Barangkali saja aku laki laki yang paling menderita di muka bumi, akupun tak tahu lagi. Kalau toh Winda memang tidak bisa aku miliki, biarlah angin kemarau di tengah padang ini yang akan menjadi saksi , bahwa cinta kasih antara sesama manusia memang harus berasal dari lubuk hati yang paling dalam. Meski aku sudah lama kenal Winda sebagai teman kerjaku, tapi toh Winda adalah tetap Winda yang hanya bayangnya saja hadir di hidupku. Lamunanku menjadi pudar, setelah mendengar kedua Bella dan Reki yang terbangun dari tidurnya dan kini menark tanganku mengajak bermain di tengah padang.

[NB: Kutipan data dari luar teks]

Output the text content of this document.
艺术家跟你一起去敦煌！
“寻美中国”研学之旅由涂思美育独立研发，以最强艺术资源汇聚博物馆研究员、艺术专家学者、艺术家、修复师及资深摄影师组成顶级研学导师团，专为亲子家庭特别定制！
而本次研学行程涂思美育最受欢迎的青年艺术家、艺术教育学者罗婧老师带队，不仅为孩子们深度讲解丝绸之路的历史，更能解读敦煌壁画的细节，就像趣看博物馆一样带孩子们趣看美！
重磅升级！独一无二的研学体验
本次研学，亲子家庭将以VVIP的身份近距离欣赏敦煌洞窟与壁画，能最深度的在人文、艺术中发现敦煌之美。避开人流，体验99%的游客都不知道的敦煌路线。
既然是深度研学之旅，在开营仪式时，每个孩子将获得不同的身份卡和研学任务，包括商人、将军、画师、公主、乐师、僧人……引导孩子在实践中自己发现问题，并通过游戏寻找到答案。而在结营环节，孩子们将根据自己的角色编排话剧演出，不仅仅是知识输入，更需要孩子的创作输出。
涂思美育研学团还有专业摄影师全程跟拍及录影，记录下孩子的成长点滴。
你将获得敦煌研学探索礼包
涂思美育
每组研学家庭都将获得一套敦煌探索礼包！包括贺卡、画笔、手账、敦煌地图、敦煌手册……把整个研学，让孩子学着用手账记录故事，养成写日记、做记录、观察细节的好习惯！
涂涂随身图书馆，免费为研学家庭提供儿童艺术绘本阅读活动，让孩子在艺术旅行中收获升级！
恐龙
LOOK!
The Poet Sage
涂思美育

Hari sudah hampir petang, mereka berduapun telah puas dan lelah main di tengah padang. Winda segera menyuruh mereka berdua masuk rumah untuk mand.
“Win !, aku bisa kan menjadi ayah mereka, mengapa kamu tidak bisa ?” Winda hanya menunduka wajahnya, dan sorot matanya kini berisi suatu kesejukan di balik bening air matanya. Akupun memberanilan diri untuk mengusap rambut Winda dan diapun hanya memberikan senyum penuh arti.